Anthropic announced an update to its Responsible Scaling Policy (RSP), the internal governance framework the company uses to manage the potential catastrophic risks of frontier AI systems. The new version of the policy continues its core commitment: it will not train or deploy relevant models before implementing safety and security measures sufficient to reduce risk to an acceptable level. The focus of this update is to make the original risk-management approach more granular and flexible, using "capability thresholds" together with "required safeguards" to decide when to raise safety standards. Anthropic currently states that all of its models operate under the ASL-2 standard, representing the safety practices commonly seen in the industry today; if a model reaches certain high-risk capabilities, it will trigger higher-tier safeguard requirements. The new RSP specifically lists two categories of capability thresholds: first, a model being able to autonomously complete complex AI research and development tasks that originally require human expertise, which could accelerate AI progress and let risk management fall behind; second, a model being able to substantially help people with basic technical backgrounds produce or deploy chemical, biological, radiological, or nuclear (CBRN) weapon threats. For CBRN risks, Anthropic will require ASL-3 level deployment and security safeguards; for autonomous AI R&D capabilities, it may require ASL-4 or higher standards.
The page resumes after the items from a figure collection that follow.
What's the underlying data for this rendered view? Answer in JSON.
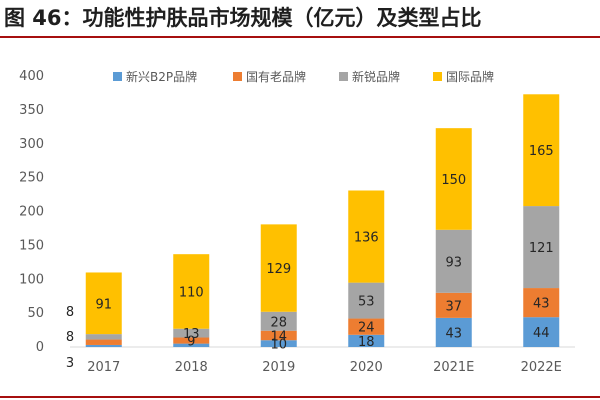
{
  "header": {
    "title": "图 46：功能性护肤品市场规模（亿元）及类型占比"
  },
  "colors": {
    "rule": "#a60f0f",
    "axis": "#d9d9d9",
    "series": [
      "#5b9bd5",
      "#ed7d31",
      "#a5a5a5",
      "#ffc000"
    ]
  },
  "chart_data": {
    "type": "bar",
    "stacked": true,
    "title": "功能性护肤品市场规模（亿元）及类型占比",
    "xlabel": "",
    "ylabel": "",
    "ylim": [
      0,
      400
    ],
    "yticks": [
      "0",
      "50",
      "100",
      "150",
      "200",
      "250",
      "300",
      "350",
      "400"
    ],
    "categories": [
      "2017",
      "2018",
      "2019",
      "2020",
      "2021E",
      "2022E"
    ],
    "legend_position": "top",
    "series": [
      {
        "name": "新兴B2P品牌",
        "values": [
          3,
          5,
          10,
          18,
          43,
          44
        ],
        "labels": [
          "3",
          "",
          "10",
          "18",
          "43",
          "44"
        ]
      },
      {
        "name": "国有老品牌",
        "values": [
          8,
          9,
          14,
          24,
          37,
          43
        ],
        "labels": [
          "8",
          "9",
          "14",
          "24",
          "37",
          "43"
        ]
      },
      {
        "name": "新锐品牌",
        "values": [
          8,
          13,
          28,
          53,
          93,
          121
        ],
        "labels": [
          "8",
          "13",
          "28",
          "53",
          "93",
          "121"
        ]
      },
      {
        "name": "国际品牌",
        "values": [
          91,
          110,
          129,
          136,
          150,
          165
        ],
        "labels": [
          "91",
          "110",
          "129",
          "136",
          "150",
          "165"
        ]
      }
    ]
  }
}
The policy also adds routine capability evaluations, safeguard-effectiveness assessments, documented decision processes, internal stress testing, and external expert feedback. Anthropic also reviews its experience executing the older RSP over the past year, acknowledging that there were a few procedural gaps—for example, some evaluations were completed later than scheduled, or the way evaluations were recorded was not clear enough—but the company judged that these cases posed very low risk to model safety. Overall, this announcement is not a new model or product launch but Anthropic's attempt to institutionalize the risk governance of frontier AI and to demonstrate to other AI companies a publicly inspectable, iterable safety policy framework.